- Maqsudlu-ye Sofla
- Coordinates: 39°28′34″N 47°29′01″E﻿ / ﻿39.47611°N 47.48361°E
- Country: Iran
- Province: Ardabil
- County: Ardabil
- District: Central
- Rural District: Aslan Duz-e Gharbi

Population (2016)
- • Total: 223
- Time zone: UTC+3:30 (IRST)

= Maqsudlu-ye Sofla =

Village in Ardabil province, Iran

Maqsudlu-ye Sofla (مقصودلوي سفلي) (Note: Also romanized as Maqşūdlū-ye Soflá; also known as Maqşūdlū-ye Pa'īn) is a village in Aslan Duz-e Gharbi Rural District (Note: Formerly Aslan Duz Rural District) of the Central District in Aslan Duz County, Ardabil province, Iran.

==Demographics==
===Population===
At the time of the 2006 National Census, the village's population was 212 in 43 households, when it was in Aslan Duz Rural District (Note: Renamed Aslan Duz-e Gharbi Rural District) of the former Aslan Duz District in Parsabad County.
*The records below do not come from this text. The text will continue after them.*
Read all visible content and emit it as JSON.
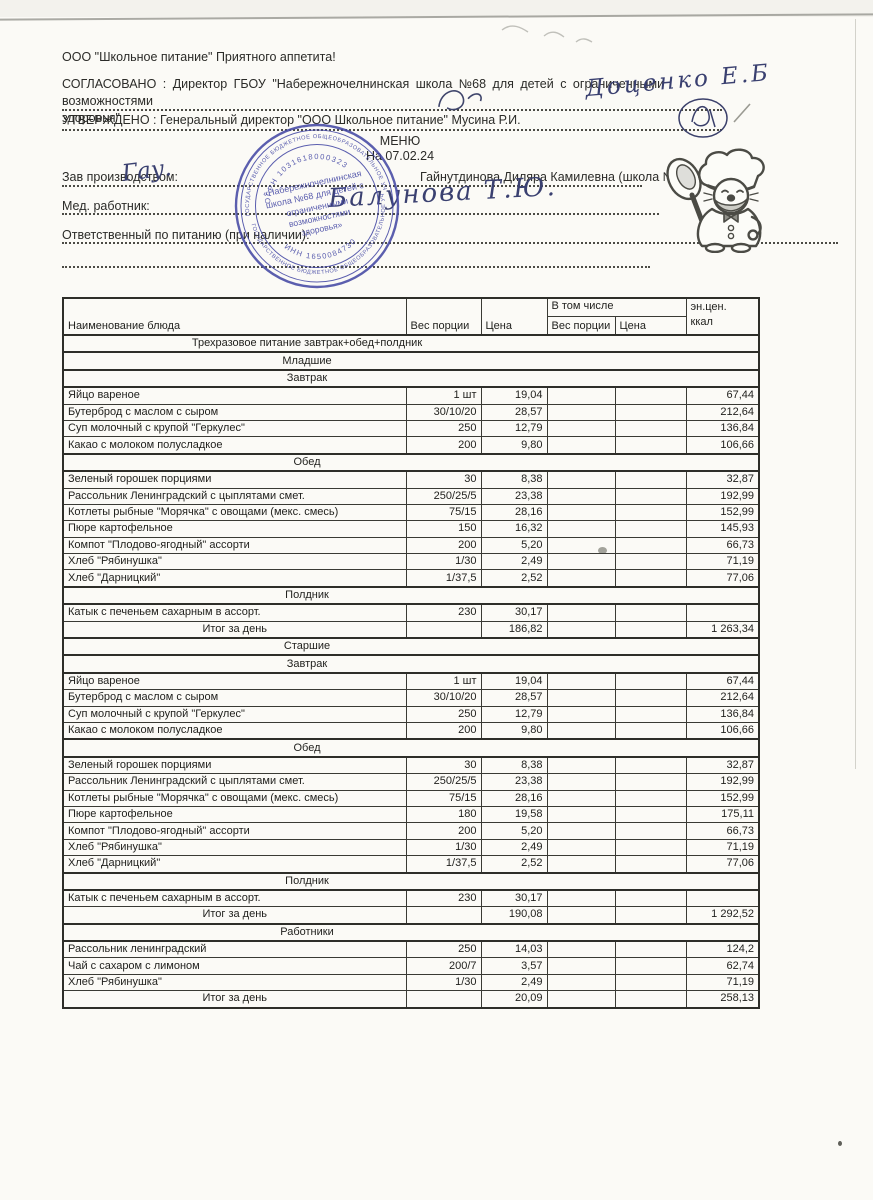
{
  "document": {
    "company_line": "ООО \"Школьное питание\" Приятного аппетита!",
    "agreed_line_1": "СОГЛАСОВАНО : Директор ГБОУ \"Набережночелнинская школа №68 для детей с ограниченными возможностями",
    "agreed_line_2": "здоровья\"",
    "approved_line": "УТВЕРЖДЕНО : Генеральный директор \"ООО Школьное питание\" Мусина Р.И.",
    "menu_title": "МЕНЮ",
    "menu_date": "На 07.02.24",
    "fields": {
      "production_manager_label": "Зав производством:",
      "production_manager_value": "Гайнутдинова Диляра Камилевна (школа №6",
      "medical_worker_label": "Мед. работник:",
      "nutrition_responsible_label": "Ответственный по питанию (при наличии):"
    },
    "handwriting": {
      "agreed_signature": "Доценко Е.Б",
      "production_manager_signature": "Гау.",
      "medical_worker_signature": "Балунова Т.Ю."
    },
    "stamp": {
      "color": "#4549a5",
      "ring_text": "ГОСУДАРСТВЕННОЕ БЮДЖЕТНОЕ ОБЩЕОБРАЗОВАТЕЛЬНОЕ УЧРЕЖДЕНИЕ",
      "ogrn": "ОГРН 1031618000323",
      "inn": "ИНН 1650084730",
      "center_lines": [
        "«Набережночелнинская",
        "школа №68 для детей с",
        "ограниченными",
        "возможностями",
        "здоровья»"
      ]
    }
  },
  "table": {
    "headers": {
      "dish": "Наименование блюда",
      "portion": "Вес порции",
      "price": "Цена",
      "including": "В том числе",
      "incl_portion": "Вес порции",
      "incl_price": "Цена",
      "energy_line1": "эн.цен.",
      "energy_line2": "ккал"
    },
    "rows": [
      {
        "type": "section",
        "text": "Трехразовое питание завтрак+обед+полдник"
      },
      {
        "type": "section",
        "text": "Младшие"
      },
      {
        "type": "section",
        "text": "Завтрак"
      },
      {
        "type": "item",
        "name": "Яйцо вареное",
        "portion": "1 шт",
        "price": "19,04",
        "incl_portion": "",
        "incl_price": "",
        "kcal": "67,44"
      },
      {
        "type": "item",
        "name": "Бутерброд с маслом с сыром",
        "portion": "30/10/20",
        "price": "28,57",
        "incl_portion": "",
        "incl_price": "",
        "kcal": "212,64"
      },
      {
        "type": "item",
        "name": "Суп молочный с крупой \"Геркулес\"",
        "portion": "250",
        "price": "12,79",
        "incl_portion": "",
        "incl_price": "",
        "kcal": "136,84"
      },
      {
        "type": "item",
        "name": "Какао с молоком полусладкое",
        "portion": "200",
        "price": "9,80",
        "incl_portion": "",
        "incl_price": "",
        "kcal": "106,66"
      },
      {
        "type": "section",
        "text": "Обед"
      },
      {
        "type": "item",
        "name": "Зеленый горошек порциями",
        "portion": "30",
        "price": "8,38",
        "incl_portion": "",
        "incl_price": "",
        "kcal": "32,87"
      },
      {
        "type": "item",
        "name": "Рассольник Ленинградский с цыплятами смет.",
        "portion": "250/25/5",
        "price": "23,38",
        "incl_portion": "",
        "incl_price": "",
        "kcal": "192,99"
      },
      {
        "type": "item",
        "name": "Котлеты рыбные \"Морячка\"  с овощами (мекс. смесь)",
        "portion": "75/15",
        "price": "28,16",
        "incl_portion": "",
        "incl_price": "",
        "kcal": "152,99"
      },
      {
        "type": "item",
        "name": "Пюре картофельное",
        "portion": "150",
        "price": "16,32",
        "incl_portion": "",
        "incl_price": "",
        "kcal": "145,93"
      },
      {
        "type": "item",
        "name": "Компот \"Плодово-ягодный\" ассорти",
        "portion": "200",
        "price": "5,20",
        "incl_portion": "",
        "incl_price": "",
        "kcal": "66,73"
      },
      {
        "type": "item",
        "name": "Хлеб \"Рябинушка\"",
        "portion": "1/30",
        "price": "2,49",
        "incl_portion": "",
        "incl_price": "",
        "kcal": "71,19"
      },
      {
        "type": "item",
        "name": "Хлеб \"Дарницкий\"",
        "portion": "1/37,5",
        "price": "2,52",
        "incl_portion": "",
        "incl_price": "",
        "kcal": "77,06"
      },
      {
        "type": "section",
        "text": "Полдник"
      },
      {
        "type": "item",
        "name": "Катык с печеньем сахарным в ассорт.",
        "portion": "230",
        "price": "30,17",
        "incl_portion": "",
        "incl_price": "",
        "kcal": ""
      },
      {
        "type": "total",
        "label": "Итог за день",
        "price": "186,82",
        "kcal": "1 263,34"
      },
      {
        "type": "section",
        "text": "Старшие"
      },
      {
        "type": "section",
        "text": "Завтрак"
      },
      {
        "type": "item",
        "name": "Яйцо вареное",
        "portion": "1 шт",
        "price": "19,04",
        "incl_portion": "",
        "incl_price": "",
        "kcal": "67,44"
      },
      {
        "type": "item",
        "name": "Бутерброд с маслом с сыром",
        "portion": "30/10/20",
        "price": "28,57",
        "incl_portion": "",
        "incl_price": "",
        "kcal": "212,64"
      },
      {
        "type": "item",
        "name": "Суп молочный с крупой \"Геркулес\"",
        "portion": "250",
        "price": "12,79",
        "incl_portion": "",
        "incl_price": "",
        "kcal": "136,84"
      },
      {
        "type": "item",
        "name": "Какао с молоком полусладкое",
        "portion": "200",
        "price": "9,80",
        "incl_portion": "",
        "incl_price": "",
        "kcal": "106,66"
      },
      {
        "type": "section",
        "text": "Обед"
      },
      {
        "type": "item",
        "name": "Зеленый горошек порциями",
        "portion": "30",
        "price": "8,38",
        "incl_portion": "",
        "incl_price": "",
        "kcal": "32,87"
      },
      {
        "type": "item",
        "name": "Рассольник Ленинградский с цыплятами смет.",
        "portion": "250/25/5",
        "price": "23,38",
        "incl_portion": "",
        "incl_price": "",
        "kcal": "192,99"
      },
      {
        "type": "item",
        "name": "Котлеты рыбные \"Морячка\"  с овощами (мекс. смесь)",
        "portion": "75/15",
        "price": "28,16",
        "incl_portion": "",
        "incl_price": "",
        "kcal": "152,99"
      },
      {
        "type": "item",
        "name": "Пюре картофельное",
        "portion": "180",
        "price": "19,58",
        "incl_portion": "",
        "incl_price": "",
        "kcal": "175,11"
      },
      {
        "type": "item",
        "name": "Компот \"Плодово-ягодный\" ассорти",
        "portion": "200",
        "price": "5,20",
        "incl_portion": "",
        "incl_price": "",
        "kcal": "66,73"
      },
      {
        "type": "item",
        "name": "Хлеб \"Рябинушка\"",
        "portion": "1/30",
        "price": "2,49",
        "incl_portion": "",
        "incl_price": "",
        "kcal": "71,19"
      },
      {
        "type": "item",
        "name": "Хлеб \"Дарницкий\"",
        "portion": "1/37,5",
        "price": "2,52",
        "incl_portion": "",
        "incl_price": "",
        "kcal": "77,06"
      },
      {
        "type": "section",
        "text": "Полдник"
      },
      {
        "type": "item",
        "name": "Катык с печеньем сахарным в ассорт.",
        "portion": "230",
        "price": "30,17",
        "incl_portion": "",
        "incl_price": "",
        "kcal": ""
      },
      {
        "type": "total",
        "label": "Итог за день",
        "price": "190,08",
        "kcal": "1 292,52"
      },
      {
        "type": "section",
        "text": "Работники"
      },
      {
        "type": "item",
        "name": "Рассольник ленинградский",
        "portion": "250",
        "price": "14,03",
        "incl_portion": "",
        "incl_price": "",
        "kcal": "124,2"
      },
      {
        "type": "item",
        "name": "Чай с сахаром с лимоном",
        "portion": "200/7",
        "price": "3,57",
        "incl_portion": "",
        "incl_price": "",
        "kcal": "62,74"
      },
      {
        "type": "item",
        "name": "Хлеб \"Рябинушка\"",
        "portion": "1/30",
        "price": "2,49",
        "incl_portion": "",
        "incl_price": "",
        "kcal": "71,19"
      },
      {
        "type": "total",
        "label": "Итог за день",
        "price": "20,09",
        "kcal": "258,13"
      }
    ]
  }
}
The following census in 2011 counted 210 people in 50 households. The 2016 census measured the population of the village as 223 people in 72 households.

In 2019, the district was separated from the county in the establishment of Aslan Duz County. The rural district was transferred to the new Central District and renamed Aslan Duz-e Gharbi Rural District.